Photo: RIA-Novosti

Photo: RIA-Novosti  – 2/4/17

The Ukrainians will never get what they are seeking from Constantinople, says Valery Alekseev, President of the international Foundation for the Unity of Orthodox Peoples (FUOP). Neither the Ukrainian Orthodox Church, nor any other, will receive autocephaly from the Ecumenical Patriarchate he believes, based on his contacts with the spiritual leaders of Constantinople, reports RIA-Novosti.

There are currently fifteen autocephalous Local Orthodox Churches in the Orthodox communion, although not all Churches, including that of Constantinople, recognize the autocephaly that the Moscow Patriarchate granted the Orthodox Church in America in 1970. Ukrainian authorities and schismatic hierarchs and faithful continually call for the creation of a unified and autocephalous Ukrainian Church, fueled by the nationalistic desire to spurn the Moscow Patriarchate, of which the canonical Ukrainian Orthodox Church is a part.
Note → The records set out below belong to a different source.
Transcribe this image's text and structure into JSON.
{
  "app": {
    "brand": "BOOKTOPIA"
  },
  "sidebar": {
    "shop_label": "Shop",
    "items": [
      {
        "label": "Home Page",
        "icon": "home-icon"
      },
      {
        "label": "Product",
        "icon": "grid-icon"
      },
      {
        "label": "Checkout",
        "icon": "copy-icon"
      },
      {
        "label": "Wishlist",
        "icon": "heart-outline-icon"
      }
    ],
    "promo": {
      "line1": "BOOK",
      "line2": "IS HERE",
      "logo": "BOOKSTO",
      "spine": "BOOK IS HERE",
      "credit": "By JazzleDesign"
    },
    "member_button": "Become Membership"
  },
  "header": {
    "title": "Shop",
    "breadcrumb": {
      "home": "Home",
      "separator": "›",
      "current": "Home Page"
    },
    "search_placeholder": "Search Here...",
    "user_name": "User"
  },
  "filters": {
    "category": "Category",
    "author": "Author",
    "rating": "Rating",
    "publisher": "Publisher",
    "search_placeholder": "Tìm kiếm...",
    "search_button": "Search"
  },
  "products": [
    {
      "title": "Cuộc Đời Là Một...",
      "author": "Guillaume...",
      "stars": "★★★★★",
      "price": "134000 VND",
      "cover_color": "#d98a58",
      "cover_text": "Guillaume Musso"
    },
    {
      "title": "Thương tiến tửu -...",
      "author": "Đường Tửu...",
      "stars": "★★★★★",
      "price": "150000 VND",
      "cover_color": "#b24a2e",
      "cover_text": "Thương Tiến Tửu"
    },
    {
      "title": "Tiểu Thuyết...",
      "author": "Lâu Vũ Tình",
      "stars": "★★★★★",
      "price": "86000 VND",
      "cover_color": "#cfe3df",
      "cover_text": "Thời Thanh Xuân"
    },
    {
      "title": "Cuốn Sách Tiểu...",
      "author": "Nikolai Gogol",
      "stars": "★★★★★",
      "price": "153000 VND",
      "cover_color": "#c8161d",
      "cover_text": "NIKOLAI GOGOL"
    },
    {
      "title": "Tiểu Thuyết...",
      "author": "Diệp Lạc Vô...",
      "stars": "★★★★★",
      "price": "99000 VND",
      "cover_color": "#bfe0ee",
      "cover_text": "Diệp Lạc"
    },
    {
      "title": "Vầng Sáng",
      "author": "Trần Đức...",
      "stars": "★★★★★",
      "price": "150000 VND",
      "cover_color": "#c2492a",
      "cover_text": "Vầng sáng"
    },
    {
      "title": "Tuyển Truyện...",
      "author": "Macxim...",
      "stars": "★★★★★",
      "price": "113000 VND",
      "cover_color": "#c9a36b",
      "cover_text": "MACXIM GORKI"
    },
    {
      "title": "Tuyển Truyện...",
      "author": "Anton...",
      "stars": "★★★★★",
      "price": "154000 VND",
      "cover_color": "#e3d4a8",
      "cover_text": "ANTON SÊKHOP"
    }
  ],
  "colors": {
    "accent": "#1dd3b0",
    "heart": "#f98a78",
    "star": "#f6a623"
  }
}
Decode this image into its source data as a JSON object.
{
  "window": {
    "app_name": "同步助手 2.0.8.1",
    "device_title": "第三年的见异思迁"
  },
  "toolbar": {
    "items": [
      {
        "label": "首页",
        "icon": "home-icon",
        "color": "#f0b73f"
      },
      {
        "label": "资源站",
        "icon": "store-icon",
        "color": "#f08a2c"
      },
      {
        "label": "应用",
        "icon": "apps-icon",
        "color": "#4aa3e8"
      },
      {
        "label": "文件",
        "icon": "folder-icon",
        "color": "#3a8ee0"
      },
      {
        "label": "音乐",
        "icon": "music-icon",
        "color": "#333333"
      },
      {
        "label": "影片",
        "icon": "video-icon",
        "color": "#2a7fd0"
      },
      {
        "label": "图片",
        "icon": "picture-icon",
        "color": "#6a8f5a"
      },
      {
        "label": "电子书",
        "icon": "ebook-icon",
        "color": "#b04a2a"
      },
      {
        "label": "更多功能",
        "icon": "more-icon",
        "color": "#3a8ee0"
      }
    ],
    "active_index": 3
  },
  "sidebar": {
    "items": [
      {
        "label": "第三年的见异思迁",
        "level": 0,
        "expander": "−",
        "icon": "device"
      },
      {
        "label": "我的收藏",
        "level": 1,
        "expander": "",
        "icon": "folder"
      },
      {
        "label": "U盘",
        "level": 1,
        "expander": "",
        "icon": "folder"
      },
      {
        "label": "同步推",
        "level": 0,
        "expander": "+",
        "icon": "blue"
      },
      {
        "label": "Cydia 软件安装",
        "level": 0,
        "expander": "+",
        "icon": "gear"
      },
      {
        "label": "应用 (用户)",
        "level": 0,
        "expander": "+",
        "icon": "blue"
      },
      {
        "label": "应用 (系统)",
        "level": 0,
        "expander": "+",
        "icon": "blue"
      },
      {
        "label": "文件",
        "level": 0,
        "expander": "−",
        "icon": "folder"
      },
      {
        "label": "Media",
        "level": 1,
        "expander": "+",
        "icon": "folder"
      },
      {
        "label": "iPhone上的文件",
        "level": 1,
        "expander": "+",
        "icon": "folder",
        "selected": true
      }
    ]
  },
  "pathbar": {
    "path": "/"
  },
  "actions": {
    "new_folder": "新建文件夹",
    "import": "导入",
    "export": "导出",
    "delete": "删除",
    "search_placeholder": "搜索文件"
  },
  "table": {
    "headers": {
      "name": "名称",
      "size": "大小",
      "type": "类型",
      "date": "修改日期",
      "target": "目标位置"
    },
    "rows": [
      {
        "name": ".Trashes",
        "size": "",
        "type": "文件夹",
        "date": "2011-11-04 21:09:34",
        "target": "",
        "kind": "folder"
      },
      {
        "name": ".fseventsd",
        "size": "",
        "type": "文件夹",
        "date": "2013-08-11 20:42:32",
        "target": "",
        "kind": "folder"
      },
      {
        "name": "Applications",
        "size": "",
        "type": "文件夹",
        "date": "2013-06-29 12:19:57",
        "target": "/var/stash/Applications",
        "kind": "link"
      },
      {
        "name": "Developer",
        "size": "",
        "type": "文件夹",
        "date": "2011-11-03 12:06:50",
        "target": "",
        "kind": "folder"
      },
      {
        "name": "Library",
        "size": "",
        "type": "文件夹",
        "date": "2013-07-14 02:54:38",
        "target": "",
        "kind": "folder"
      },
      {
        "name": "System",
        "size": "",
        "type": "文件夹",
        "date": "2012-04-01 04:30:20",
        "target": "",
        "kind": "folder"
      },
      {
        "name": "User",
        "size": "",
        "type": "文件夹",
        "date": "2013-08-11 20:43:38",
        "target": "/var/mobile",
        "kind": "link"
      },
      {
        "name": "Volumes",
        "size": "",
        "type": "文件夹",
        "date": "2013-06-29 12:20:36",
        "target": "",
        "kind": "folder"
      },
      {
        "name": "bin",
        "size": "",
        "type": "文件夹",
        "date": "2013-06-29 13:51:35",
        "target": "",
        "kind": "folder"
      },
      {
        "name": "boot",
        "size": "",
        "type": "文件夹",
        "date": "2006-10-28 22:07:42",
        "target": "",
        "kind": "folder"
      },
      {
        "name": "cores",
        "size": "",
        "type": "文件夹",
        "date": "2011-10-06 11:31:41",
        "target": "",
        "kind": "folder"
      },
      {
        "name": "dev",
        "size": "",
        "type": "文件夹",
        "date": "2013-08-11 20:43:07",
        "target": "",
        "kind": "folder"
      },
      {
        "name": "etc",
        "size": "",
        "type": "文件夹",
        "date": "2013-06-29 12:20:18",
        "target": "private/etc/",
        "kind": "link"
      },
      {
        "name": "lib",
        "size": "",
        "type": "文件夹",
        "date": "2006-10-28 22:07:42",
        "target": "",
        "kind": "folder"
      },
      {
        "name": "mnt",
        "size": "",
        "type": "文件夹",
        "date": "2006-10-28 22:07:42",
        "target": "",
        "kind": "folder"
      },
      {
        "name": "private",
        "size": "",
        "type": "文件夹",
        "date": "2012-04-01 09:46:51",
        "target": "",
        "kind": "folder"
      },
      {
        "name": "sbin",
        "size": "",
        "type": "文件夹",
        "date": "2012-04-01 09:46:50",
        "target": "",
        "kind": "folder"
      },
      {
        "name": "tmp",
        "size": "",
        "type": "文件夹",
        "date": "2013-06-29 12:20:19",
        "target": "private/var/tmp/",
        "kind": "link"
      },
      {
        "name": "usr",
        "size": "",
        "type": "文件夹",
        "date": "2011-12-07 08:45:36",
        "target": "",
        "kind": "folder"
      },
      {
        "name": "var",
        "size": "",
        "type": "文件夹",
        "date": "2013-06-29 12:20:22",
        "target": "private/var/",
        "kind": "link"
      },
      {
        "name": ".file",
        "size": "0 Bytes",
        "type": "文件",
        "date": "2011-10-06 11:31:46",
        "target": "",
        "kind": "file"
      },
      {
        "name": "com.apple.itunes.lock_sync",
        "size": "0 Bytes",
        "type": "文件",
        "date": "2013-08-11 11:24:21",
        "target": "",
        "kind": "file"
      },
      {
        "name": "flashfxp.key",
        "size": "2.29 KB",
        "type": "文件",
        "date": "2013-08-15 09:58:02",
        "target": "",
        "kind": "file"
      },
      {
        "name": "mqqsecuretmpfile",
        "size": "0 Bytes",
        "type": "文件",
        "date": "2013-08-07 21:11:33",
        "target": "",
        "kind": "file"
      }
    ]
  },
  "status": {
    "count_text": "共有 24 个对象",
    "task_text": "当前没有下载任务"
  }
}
In particular, the Verkhovna Rada earlier appealed to Patriarch Bartholomew to step in and grant autocephaly.

“There will be no more autocephalous Churches in the world—this is the firm position of the Greek world. It’s clear that Kiev will never get what it wants,” Alekseev stated at the final press conference of the thirteenth international FUOP conference that took place in Berlin March 27-30 entitled “Values and Interests in a Changing World: A Christian Approach.”

The president of the foundation has regular contact with the patriarch, and met with him in the Phanar last year. “They had great difficulty recognizing the so-called post-war autocephalies—confirming the autocephalous Bulgarian and Serbian Churches, and the new autocephalous Polish, Czechoslovakian, Albanian Churches which did not exist before. These Churches were created in post-war Europe, where the Soviet Union had great influence,” Alekseev explained. “I’m telling you with all responsibility, just so you understand: there will be no new autocephalous Churches, although promising and playing at granting autocephaly may continue forever,” the foundation president added.

In Alekseev’s view, the Ukrainian Orthodox Church-Moscow Patriarchate today has the maximum freedom possible, possessing “the fullness of a self-governing Church.” Even bishops elected by the UOC-MP are not formally confirmed by the Moscow Synod. “It is, in fact, basically an independent Church,” he said, adding that such freedom would never happen under Constantinople.

According to the foundation head, there are two autonomous Churches under Constantinople—the Finnish and Crete Churches—but in practice they exist in a rigid, centralized system where even the smallest questions are approved in the Phanar.

Alekseev noted that the policy and desire of obtaining an autocephalous Church, which has existed in Ukraine since the first president, Leonid Kravchuk, is used politically in the geopolitical sphere to attract global players, “primarily the United States.”

For their part, the representatives of the Constantinople Patriarchate have earlier declared that they will not recognize Ukraine’s autocephaly without the permission of the Moscow Patriarchate.

The international public Foundation for the Unity of Orthodox Peoples was formed in April 1995 with the blessing of His Holiness Patriarch Alexey II of Moscow, with Patriarch Kirill as the current Chairman of the Board. The foundation “was established and operates in order to strengthen the ties of the spiritual brotherhood of nations professing Orthodoxy, and to consolidate and revitalize the efforts of the international Orthodox community in works of cultural and social cooperation.”